The whole point of this kind of architecture is that inner layers are independent of outer layers. This means you can swap things out, for instance for test purposes. Or simply because you do not want to use SQL anymore or change your front-end framework. Inner layers are isolated from outside changes. Another important aspect of this kind of architecture is that application specific business rules are captured within specific objects! This is where the ACP has it’s place because such use case objects have the option to comply perfectly with the ACP.

The application layer is specificaly there to capture all the use cases of the system. You can go to the extreme, like Uncle Bob describes, and encapsulate each use case in a specific object. This might work very well and will definitely comply with the ACP but some people might not like this approach.

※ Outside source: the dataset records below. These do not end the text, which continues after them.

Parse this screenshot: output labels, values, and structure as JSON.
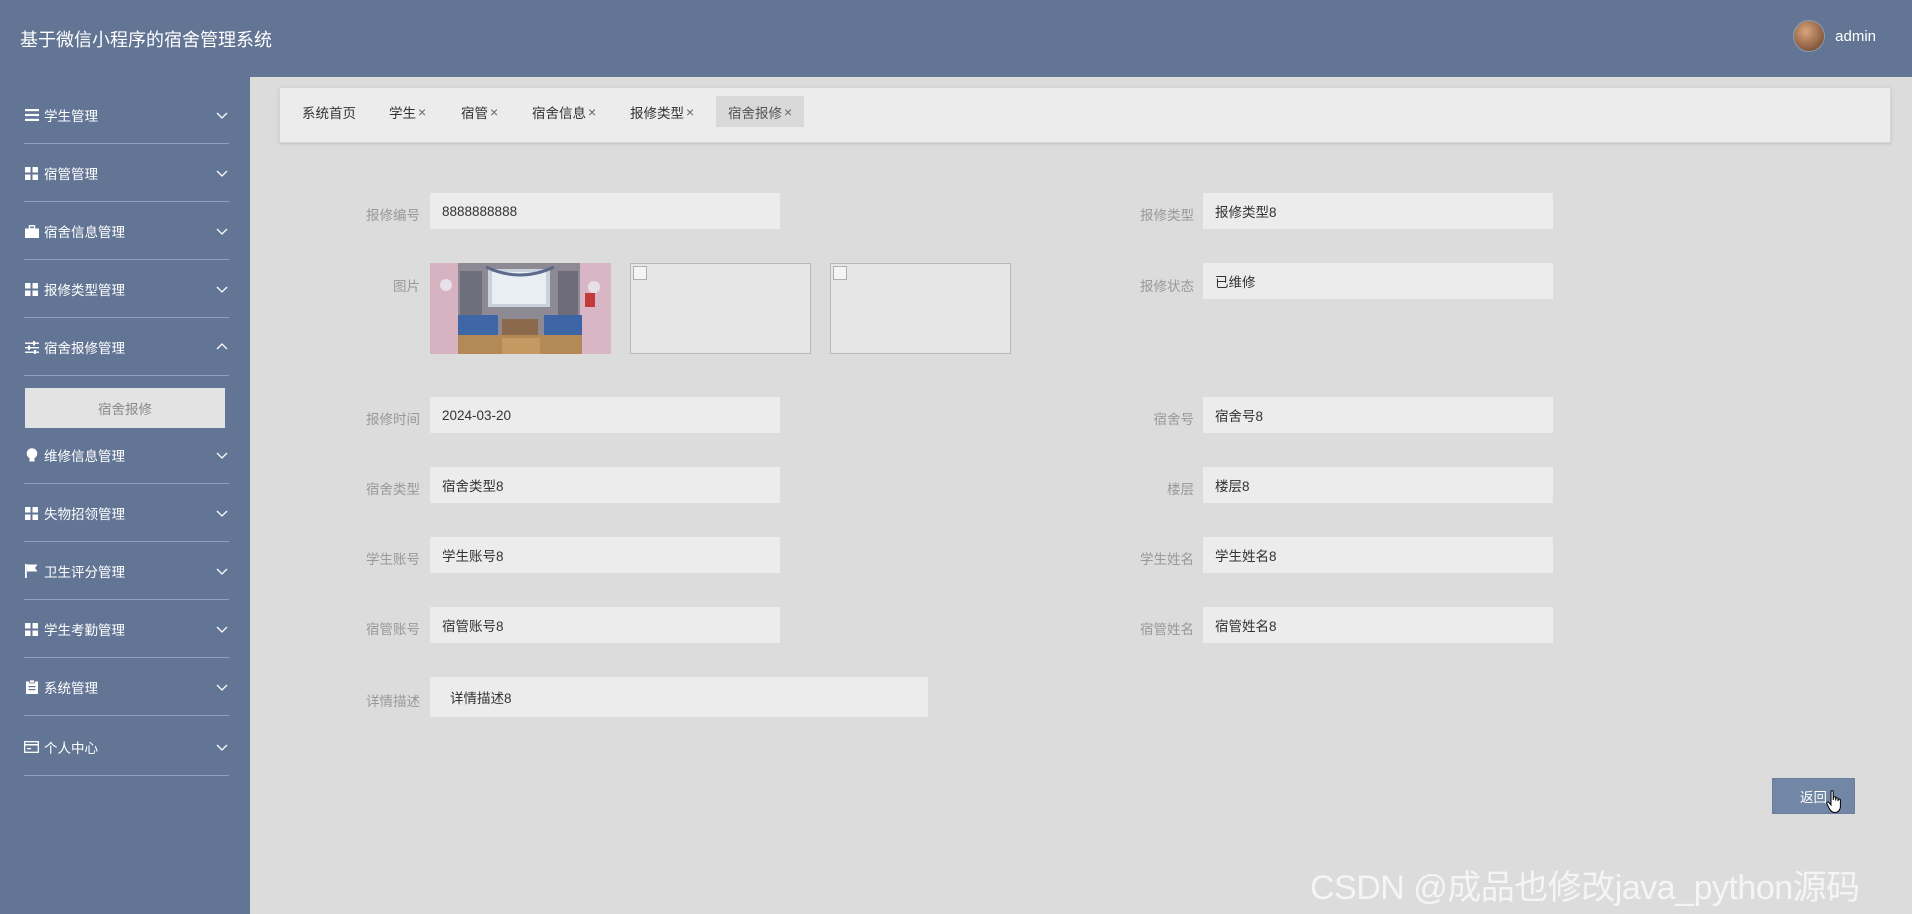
{
  "header": {
    "title": "基于微信小程序的宿舍管理系统",
    "user_name": "admin"
  },
  "sidebar": {
    "items": [
      {
        "label": "学生管理",
        "icon": "list-icon"
      },
      {
        "label": "宿管管理",
        "icon": "grid-icon"
      },
      {
        "label": "宿舍信息管理",
        "icon": "briefcase-icon"
      },
      {
        "label": "报修类型管理",
        "icon": "grid-icon"
      },
      {
        "label": "宿舍报修管理",
        "icon": "sliders-icon",
        "expanded": true
      },
      {
        "label": "维修信息管理",
        "icon": "bulb-icon"
      },
      {
        "label": "失物招领管理",
        "icon": "grid-icon"
      },
      {
        "label": "卫生评分管理",
        "icon": "flag-icon"
      },
      {
        "label": "学生考勤管理",
        "icon": "grid-icon"
      },
      {
        "label": "系统管理",
        "icon": "clipboard-icon"
      },
      {
        "label": "个人中心",
        "icon": "card-icon"
      }
    ],
    "submenu": {
      "label": "宿舍报修"
    }
  },
  "tabs": [
    {
      "label": "系统首页",
      "closable": false
    },
    {
      "label": "学生",
      "closable": true
    },
    {
      "label": "宿管",
      "closable": true
    },
    {
      "label": "宿舍信息",
      "closable": true
    },
    {
      "label": "报修类型",
      "closable": true
    },
    {
      "label": "宿舍报修",
      "closable": true,
      "active": true
    }
  ],
  "tab_close_glyph": "×",
  "form": {
    "repair_no": {
      "label": "报修编号",
      "value": "8888888888"
    },
    "repair_type": {
      "label": "报修类型",
      "value": "报修类型8"
    },
    "images": {
      "label": "图片",
      "count": 3
    },
    "repair_status": {
      "label": "报修状态",
      "value": "已维修"
    },
    "repair_time": {
      "label": "报修时间",
      "value": "2024-03-20"
    },
    "dorm_no": {
      "label": "宿舍号",
      "value": "宿舍号8"
    },
    "dorm_type": {
      "label": "宿舍类型",
      "value": "宿舍类型8"
    },
    "floor": {
      "label": "楼层",
      "value": "楼层8"
    },
    "student_account": {
      "label": "学生账号",
      "value": "学生账号8"
    },
    "student_name": {
      "label": "学生姓名",
      "value": "学生姓名8"
    },
    "manager_account": {
      "label": "宿管账号",
      "value": "宿管账号8"
    },
    "manager_name": {
      "label": "宿管姓名",
      "value": "宿管姓名8"
    },
    "description": {
      "label": "详情描述",
      "value": "详情描述8"
    }
  },
  "back_button": {
    "label": "返回"
  },
  "watermark": "CSDN @成品也修改java_python源码",
  "colors": {
    "header_bg": "#627594",
    "sidebar_bg": "#627594",
    "content_bg": "#dcdcdc",
    "field_bg": "#ececec",
    "button_bg": "#7287a5"
  }
}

They might prefer a more traditional approach, but nonetheless, always try to remind yourself of the ACP.

Impact on other paradigms

So with functional programming, Objects (generally) do not exist. This means that you can place code anywhere you want. There are no nice wrappers (classes) to gather and encapsulate behaviour. So in the context of functional programming, the SRP refers to a module as a source file. A source file in a system build with a functional language must contain highly cohesive functions. So do not put your graph walking algorithm in 50 different source files. Just put the functions in one file. Also, in most functional languages you have the option to define Types, which are like classes, yet different. These types should capture your domain and by doing so you can also isolate changes done by actors to these types. You can define operations on these types which also can be captured in the correct source files.

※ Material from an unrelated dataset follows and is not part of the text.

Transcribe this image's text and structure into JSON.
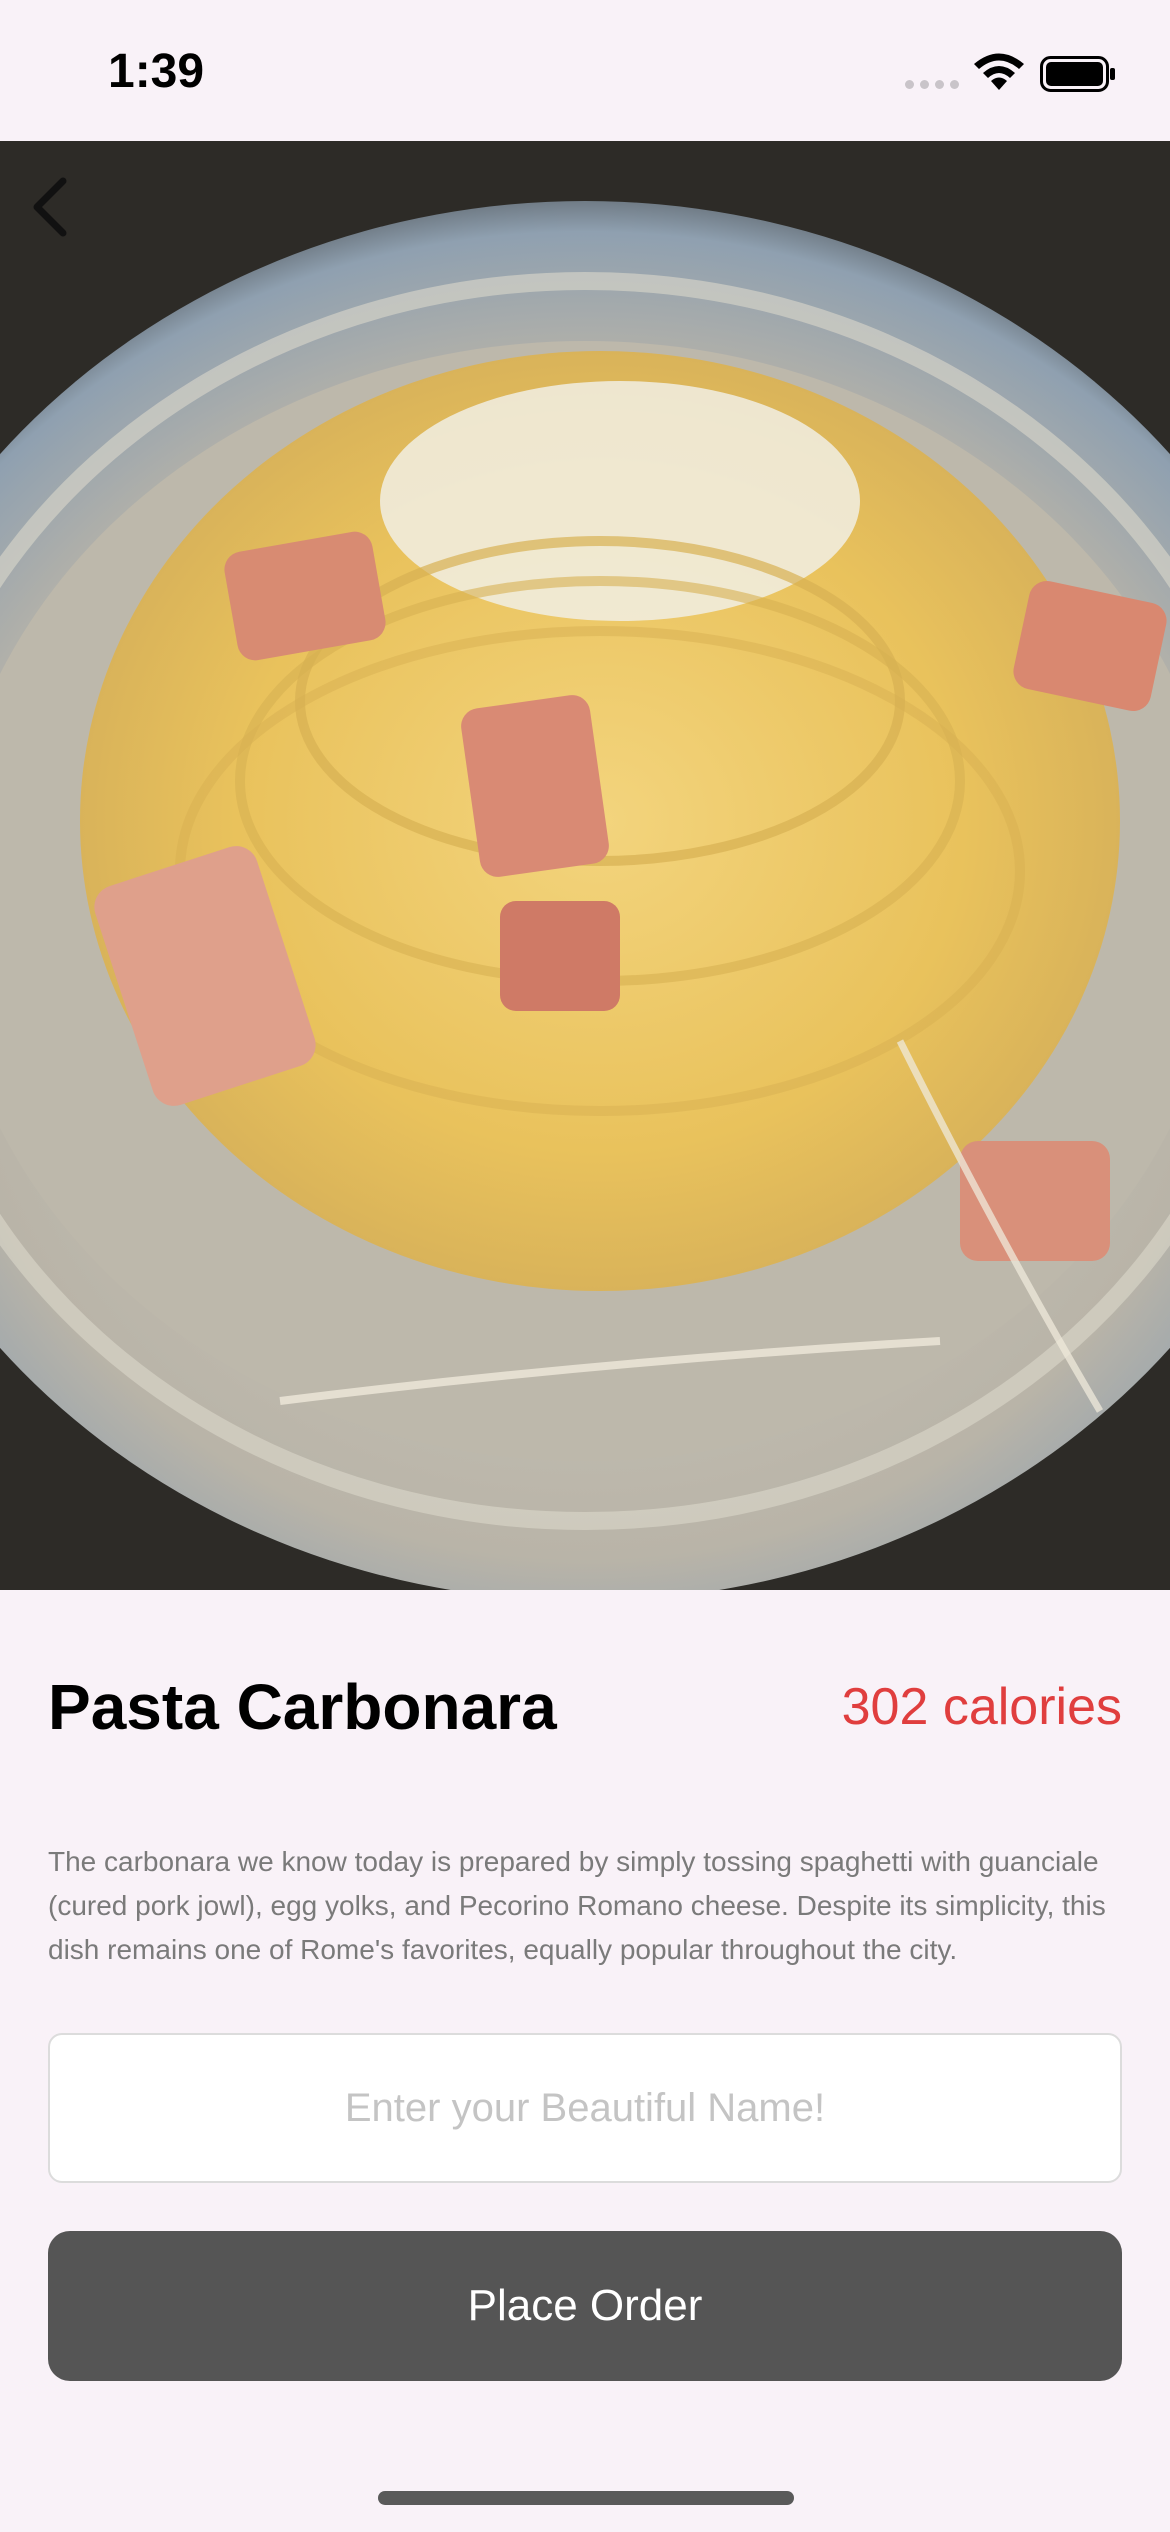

How do the CCP and ACP stack up in a functional paradigm? They preserve pretty well. We can still make components that comply with the CCP, think specific math libraries or maybe concurrency libraries, or maybe domain specific libraries. These libraries can then be combined to form an application that adheres to the ACP.

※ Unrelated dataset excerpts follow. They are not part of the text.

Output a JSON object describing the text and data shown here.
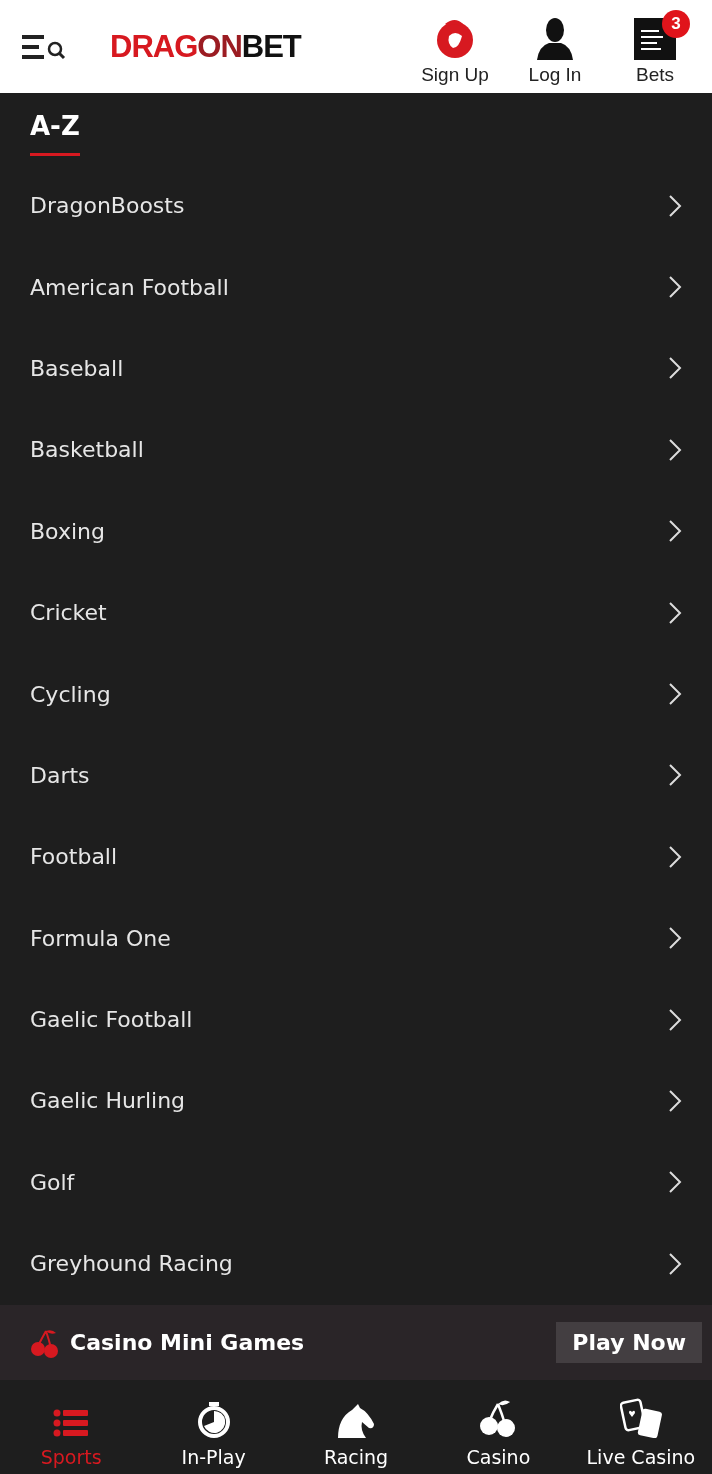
{
  "header": {
    "logo": [
      {
        "text": "DRAG",
        "color": "#d71920"
      },
      {
        "text": "ON",
        "color": "#9b1c22"
      },
      {
        "text": "BET",
        "color": "#111111"
      }
    ],
    "actions": [
      {
        "kind": "signup",
        "label": "Sign Up"
      },
      {
        "kind": "login",
        "label": "Log In"
      },
      {
        "kind": "bets",
        "label": "Bets",
        "badge": "3"
      }
    ]
  },
  "section_title": "A-Z",
  "sports": [
    "DragonBoosts",
    "American Football",
    "Baseball",
    "Basketball",
    "Boxing",
    "Cricket",
    "Cycling",
    "Darts",
    "Football",
    "Formula One",
    "Gaelic Football",
    "Gaelic Hurling",
    "Golf",
    "Greyhound Racing"
  ],
  "promo": {
    "title": "Casino Mini Games",
    "button": "Play Now"
  },
  "bottom_nav": [
    {
      "kind": "sports",
      "label": "Sports",
      "selected": true
    },
    {
      "kind": "inplay",
      "label": "In-Play",
      "selected": false
    },
    {
      "kind": "racing",
      "label": "Racing",
      "selected": false
    },
    {
      "kind": "casino",
      "label": "Casino",
      "selected": false
    },
    {
      "kind": "livecasino",
      "label": "Live Casino",
      "selected": false
    }
  ]
}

Let’s also take a quick look at the SRP in structured programming just for the fun of it. In structured programming languages there are often concepts called Blocks and Subroutines. A block is a group of statements that can potentially be nested. Such a block encapsulates behaviour within it and could comply with the SRP. A subroutine is a function or subprogram and are used to allow a sequence to be referred to by a single statement. These subroutines can capture application specific business rules and thus can isolate and protect the domain from outward changes. I think the SRP has it’s place in structured programming as well. However, for me, that is just an hypothesis since I have no real experience with structured programming languages.

Conclusion

This was the first of five blogs in the SOLID series. I have talked about what the Single Responsibility principle is and why is it an important principle to keep in the back of your mind no matter the level of abstraction or programming paradigm. Always try to make the code comply with the SRP because it will definitely save you a lot of trouble in the future. One way to do that is to start taking a Clean Architecture approach, or any other of the hexagonal, onion, vertical slice architectures to develop your software. (I think somewhere in the near future I will write a blog about these architectures as well.) These architectures promote separation of concerns on the use case level, which always belong to a specific actor. This way you can easily design the use cases in such a way they are only responsible to one actor. If you are using languages that belong to other paradigms than OO you can still comply to the SRP. Group the code that is cohesive in source files and libraries to gain the benefits of the SRP.